En 1993 (coincidiendo con el ocaso del reinado de Mitterrand, que le había nombrado presidente de las óperas de París), Bergé demostró sus reflejos y vendió ‘in extremis’ la compañía de ambos a una empresa pública francesa (ELF-Sanofi), presidida por otro miembro del clan del presidente de la República, por unos 200 millones de euros.
La pareja volvió a hacer caja, 60 millones más, en 1999, cuando la compañía pasó a manos de su amigo el millonario François Pinault, además de conseguir un tanto por ciento por la venta de los perfumes y el uso del nombre de Yves Saint Laurent, que algunas fuentes cifran entre 5 y 10 millones de euros al año hasta 2016.
En 2002 Saint Laurent se retiraba de la moda y en junio de 2008 fallecía en soledad. Bergé le cerró los ojos. Y lloró.
La larga decadencia y caída de Saint Laurent no supuso la de Bergé, cada vez más rico, influyente, ubicuo.
Nueve meses después de la muerte de su pareja, daba la campanada mundial sacando a subasta las obras maestras de la colección de arte que ambos habían reunido desde los sesenta, cuyos beneficios irían a su fundación.
El ‘matisse’ fue adjudicado en 36 millones de euros; el ‘mondrian’, en 21,5 millones; el ‘gericault’, en 9 millones; la escultura de Brancusi, en 30 millones.
Y suma y sigue.
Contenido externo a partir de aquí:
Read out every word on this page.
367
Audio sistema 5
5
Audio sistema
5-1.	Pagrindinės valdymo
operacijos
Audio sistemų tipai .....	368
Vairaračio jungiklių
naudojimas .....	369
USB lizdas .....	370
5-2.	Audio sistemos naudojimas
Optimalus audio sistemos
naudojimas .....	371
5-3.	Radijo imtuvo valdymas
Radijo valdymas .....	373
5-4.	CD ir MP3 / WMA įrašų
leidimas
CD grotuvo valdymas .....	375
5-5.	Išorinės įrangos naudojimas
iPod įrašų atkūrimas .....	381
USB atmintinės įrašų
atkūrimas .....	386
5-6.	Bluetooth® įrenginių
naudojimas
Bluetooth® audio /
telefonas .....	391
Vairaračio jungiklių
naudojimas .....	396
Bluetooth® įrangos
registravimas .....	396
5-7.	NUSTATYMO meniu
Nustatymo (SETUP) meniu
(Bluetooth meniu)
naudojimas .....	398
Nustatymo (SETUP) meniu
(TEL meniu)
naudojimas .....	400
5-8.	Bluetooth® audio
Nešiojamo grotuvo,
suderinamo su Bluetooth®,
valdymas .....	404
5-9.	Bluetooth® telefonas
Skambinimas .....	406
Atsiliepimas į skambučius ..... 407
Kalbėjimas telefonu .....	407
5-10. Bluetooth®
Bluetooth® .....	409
En los meses siguientes se iba a deshacer sin que le temblara el pulso de su apartamento en el hotel Pierre de Nueva York (7,5 millones de euros), el dúplex de la Rue de Babylone (23 millones), el ‘château’ Gabriel, en Deauville (9 millones), su colección de arte árabe (1,5 millones) y parte de su colección de libros (12 millones).
En total, 430 millones de euros de los que no tiene que rendir cuentas a nadie:
“Lo de Yves era mío. Nunca doy explicaciones de mi dinero. Punto”.